What if we extended this idea?
The Library of Babel comes from a short story of the same name. The idea is that there is a library containing every single book with every single combination of letters of a certain length. You will find a lot of absolute nonsense — most of the library is pages of illegible character strings. But within this library you will also find works from Shakespeare and Joyce, Stalin and Washington, Yates and Shelley. In some deep mathematical sense, these words existed long before humans existed, and will continue to exist long after.
Images work the same way. Every image that has ever existed, or ever will exist, can be found in a 'library' that contains every combination of pixel values of a certain height and width. Most of the images are total noise, like polar bears in a blizzard. But every photograph, every wood-carving, every postmodern whatever image lives there too.
Humans use our considerable brain power to traverse this RGB terrain of images, pulling out aesthetically pleasing works that have significance.
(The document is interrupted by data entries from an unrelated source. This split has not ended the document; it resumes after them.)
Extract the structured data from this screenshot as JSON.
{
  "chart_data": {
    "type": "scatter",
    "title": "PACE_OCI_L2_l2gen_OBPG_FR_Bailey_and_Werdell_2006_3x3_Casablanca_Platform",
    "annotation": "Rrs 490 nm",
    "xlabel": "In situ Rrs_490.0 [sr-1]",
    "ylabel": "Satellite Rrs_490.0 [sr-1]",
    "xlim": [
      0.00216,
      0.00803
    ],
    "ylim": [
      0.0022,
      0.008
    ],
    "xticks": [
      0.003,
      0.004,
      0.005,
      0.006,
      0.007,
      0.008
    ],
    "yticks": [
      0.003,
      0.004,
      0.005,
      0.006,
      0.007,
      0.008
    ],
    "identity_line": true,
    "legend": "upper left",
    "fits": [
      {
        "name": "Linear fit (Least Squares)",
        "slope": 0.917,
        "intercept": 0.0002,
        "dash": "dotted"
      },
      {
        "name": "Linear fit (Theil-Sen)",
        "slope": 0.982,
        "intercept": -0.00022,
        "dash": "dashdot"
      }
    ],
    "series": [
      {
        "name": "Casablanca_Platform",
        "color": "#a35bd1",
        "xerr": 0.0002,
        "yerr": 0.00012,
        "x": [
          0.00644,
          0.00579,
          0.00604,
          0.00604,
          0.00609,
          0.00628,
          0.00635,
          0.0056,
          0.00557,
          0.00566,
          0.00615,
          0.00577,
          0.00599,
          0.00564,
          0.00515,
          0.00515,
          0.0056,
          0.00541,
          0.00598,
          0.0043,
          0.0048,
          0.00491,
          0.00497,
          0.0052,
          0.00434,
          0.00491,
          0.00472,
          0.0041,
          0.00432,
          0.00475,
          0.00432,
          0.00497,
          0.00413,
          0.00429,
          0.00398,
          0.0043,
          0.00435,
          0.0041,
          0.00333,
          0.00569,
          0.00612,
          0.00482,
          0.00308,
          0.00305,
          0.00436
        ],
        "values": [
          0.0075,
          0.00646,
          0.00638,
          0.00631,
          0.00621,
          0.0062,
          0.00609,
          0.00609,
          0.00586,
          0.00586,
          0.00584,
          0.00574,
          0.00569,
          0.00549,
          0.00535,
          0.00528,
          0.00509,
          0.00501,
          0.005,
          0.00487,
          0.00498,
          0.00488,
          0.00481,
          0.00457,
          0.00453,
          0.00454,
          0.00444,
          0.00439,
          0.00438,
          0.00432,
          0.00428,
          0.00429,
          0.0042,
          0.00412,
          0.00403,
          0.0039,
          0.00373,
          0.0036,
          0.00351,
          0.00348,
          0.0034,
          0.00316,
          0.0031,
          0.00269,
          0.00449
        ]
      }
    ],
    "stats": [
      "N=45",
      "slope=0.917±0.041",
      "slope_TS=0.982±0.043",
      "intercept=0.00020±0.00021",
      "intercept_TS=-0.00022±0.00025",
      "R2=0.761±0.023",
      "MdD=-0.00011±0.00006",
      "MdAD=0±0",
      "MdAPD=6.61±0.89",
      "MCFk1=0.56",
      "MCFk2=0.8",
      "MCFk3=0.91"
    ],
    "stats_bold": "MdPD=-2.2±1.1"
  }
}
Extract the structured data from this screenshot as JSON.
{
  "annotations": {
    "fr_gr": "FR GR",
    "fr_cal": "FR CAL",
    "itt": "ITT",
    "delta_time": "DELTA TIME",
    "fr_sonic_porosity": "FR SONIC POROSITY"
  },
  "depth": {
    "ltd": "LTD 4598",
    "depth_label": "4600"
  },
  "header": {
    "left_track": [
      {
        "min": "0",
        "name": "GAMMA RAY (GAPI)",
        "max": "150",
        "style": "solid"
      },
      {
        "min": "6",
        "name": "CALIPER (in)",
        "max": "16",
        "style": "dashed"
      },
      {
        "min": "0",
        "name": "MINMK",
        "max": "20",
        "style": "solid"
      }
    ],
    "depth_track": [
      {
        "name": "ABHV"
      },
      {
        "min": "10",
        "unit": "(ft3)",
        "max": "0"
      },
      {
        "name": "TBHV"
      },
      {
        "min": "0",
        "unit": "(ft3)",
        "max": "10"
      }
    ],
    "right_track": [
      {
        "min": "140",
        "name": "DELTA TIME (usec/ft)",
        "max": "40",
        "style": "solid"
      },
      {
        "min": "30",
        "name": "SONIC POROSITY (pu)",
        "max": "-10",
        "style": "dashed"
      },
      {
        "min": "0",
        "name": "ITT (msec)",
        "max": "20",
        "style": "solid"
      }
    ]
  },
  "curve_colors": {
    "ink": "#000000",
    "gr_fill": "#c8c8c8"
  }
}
And we use tools that help us — search engines to help us find inspiration, image editors to sharpen our lines or fill in colors, algorithms to fill in content. Not so long ago artists had to mix their own paints.
I spent a lot of time trying to figure out where I would draw the "everything past this hypothetical is theft" line in the list of scenarios described above. But I can't really bring myself to say that, for e.g., what Derek is doing with content aware fill is meaningfully different from what Jake is doing with AI.
All artists are sampling the RGB image space. All artists use a variety of tools to make that process easier. And AI, for all of its issues, is another such tool.
PS: I would love to hear about whether other people can cleanly delineate between AI and other art tools, and where they draw the line on what does or doesn't 'count' as art.